Le Tribunal Administratif de Lille, par une ordonnance du 23 octobre 2025, a donné acte du désistement de Mme A... de son recours en excès de pouvoir contre la décision du préfet du Nord du 23 juillet 2025 accordant le concours de la force publique pour son expulsion. Ce désistement est intervenu en application de l'article R. 612-5-2 du code de justice administrative, faute pour la requérante d'avoir confirmé le maintien de sa requête dans le délai d'un mois suivant le rejet de sa demande de suspension par le juge des référés.
Texte intégral
Vu la procédure suivante :
Par une requête, enregistrée le 11 août 2025, Mme B... A..., représentée par Me Ekwalla-Mathieu demande au tribunal :
1°) d’annuler la décision du 23 juillet 2025 par laquelle le préfet du Nord a accordé le concours de la force publique pour procéder à l’expulsion de son logement ;
2°) de mettre à la charge de l’Etat une somme de 2 000 euros sur le fondement des articles 37 de la loi du 10 juillet 1991 et L. 761-1 du code de justice administrative.
Par une décision du 29 septembre 2025, Mme A... a été admise au bénéfice de l’aide juridictionnelle totale.

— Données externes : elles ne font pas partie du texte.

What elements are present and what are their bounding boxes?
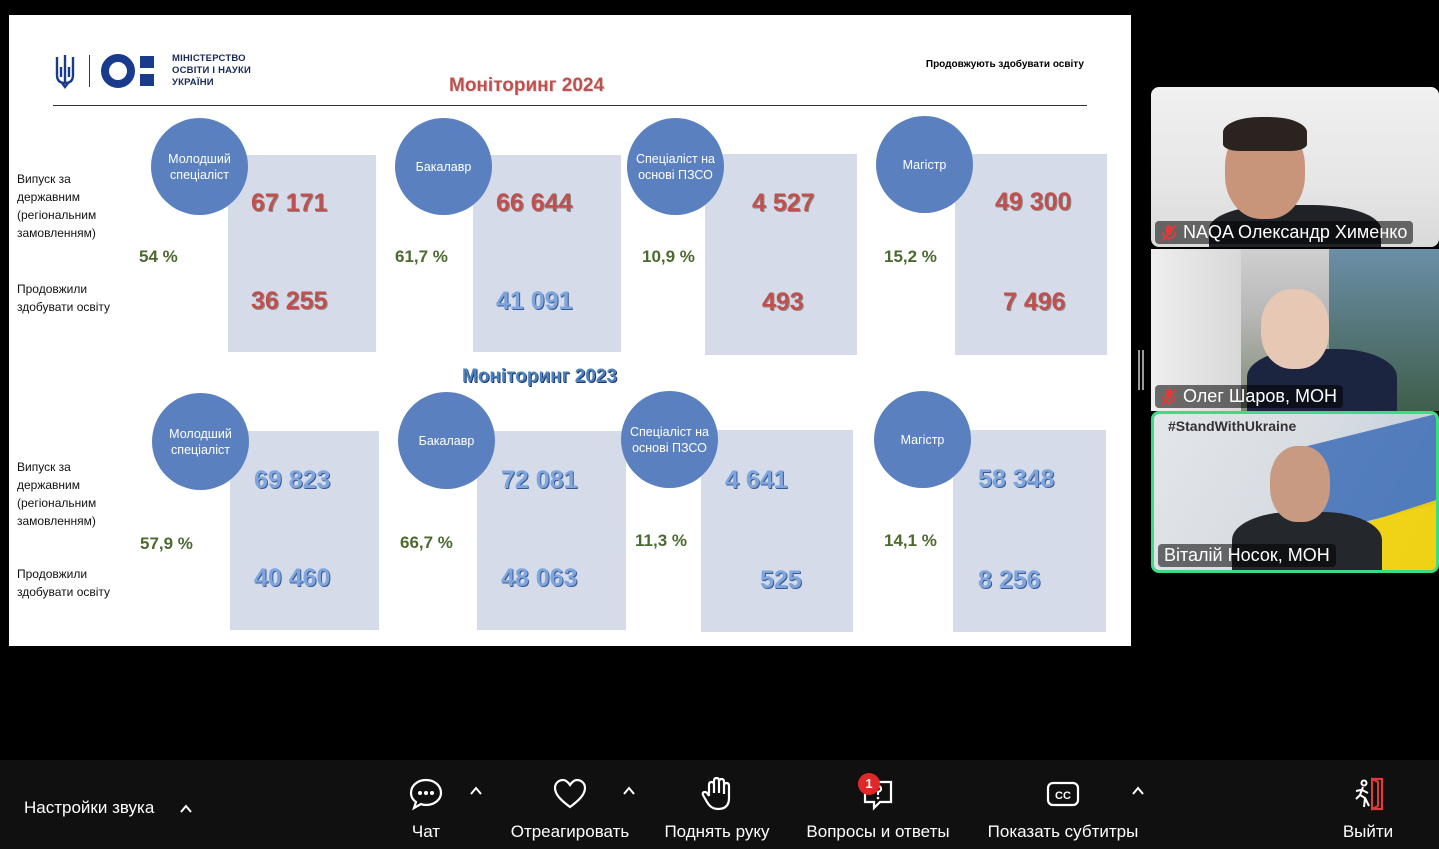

Vu les autres pièces du dossier.
Vu :
- l’ordonnance n° 2507797 du 14 août 2025 du juge des référés du tribunal ;
- le code de justice administrative.
Considérant ce qui suit :
Aux termes de l’article R. 222-1 du code de justice administrative : « (…) les présidents de formation de jugement des tribunaux (…) peuvent, par ordonnance : / 1 Donner acte des désistements ; /(…)/ ». En outre, l’article R. 612-5-2 du même code dispose que : « En cas de rejet d'une demande de suspension présentée sur le fondement de l'article L. 521-1 au motif qu'il n'est pas fait état d'un moyen propre à créer, en l'état de l'instruction, un doute sérieux quant à la légalité de la décision, il appartient au requérant, sauf lorsqu'un pourvoi en cassation est exercé contre l'ordonnance rendue par le juge des référés, de confirmer le maintien de sa requête à fin d'annulation ou de réformation dans un délai d'un mois à compter de la notification de ce rejet. A défaut, le requérant est réputé s'être désisté (…). ».
2. Par une ordonnance n° 2507797 du 14 août 2025, le juge des référés du tribunal a rejeté la requête de Mme A... tendant à la suspension de la décision du 23 juillet 2025 par laquelle le préfet du Nord a accordé le concours de la force publique pour procéder à l’expulsion de son logement, au motif notamment qu’aucun des moyens soulevés n’était de nature à créer un doute sérieux quant à la légalité de cette décision. A défaut d’avoir confirmé le maintien des conclusions de sa requête dans le délai d’un mois à compter de la notification de l’ordonnance de rejet intervenue le 18 août 2025 ainsi que le courrier de notification de cette ordonnance l’invitait à le faire, et en l’absence de pourvoi en cassation, Mme A... est réputée s’en être désistée, ainsi que le prévoit l’article R. 612-5-2 du code de justice administrative. Ce désistement étant pur et simple, rien ne s’oppose à ce qu’il en soit donné acte.
O R D O N N E :
Article 1er : Il est donné acte du désistement de la requête de Mme A....
Article 3 : La présente ordonnance sera notifiée à Mme B... A... et au ministre de l’intérieur.
Copie en sera transmise, pour information, au préfet du Nord.
Fait à Lille, le 23 octobre 2025.
Le président de la 3ème chambre
Signé
B. Baillard
La République mande et ordonne au ministre de l’intérieur en ce qui le concerne ou à tous commissaires de justice à ce requis en ce qui concerne les voies de droit commun contre les parties privées, de pourvoir à l'exécution de la présente décision.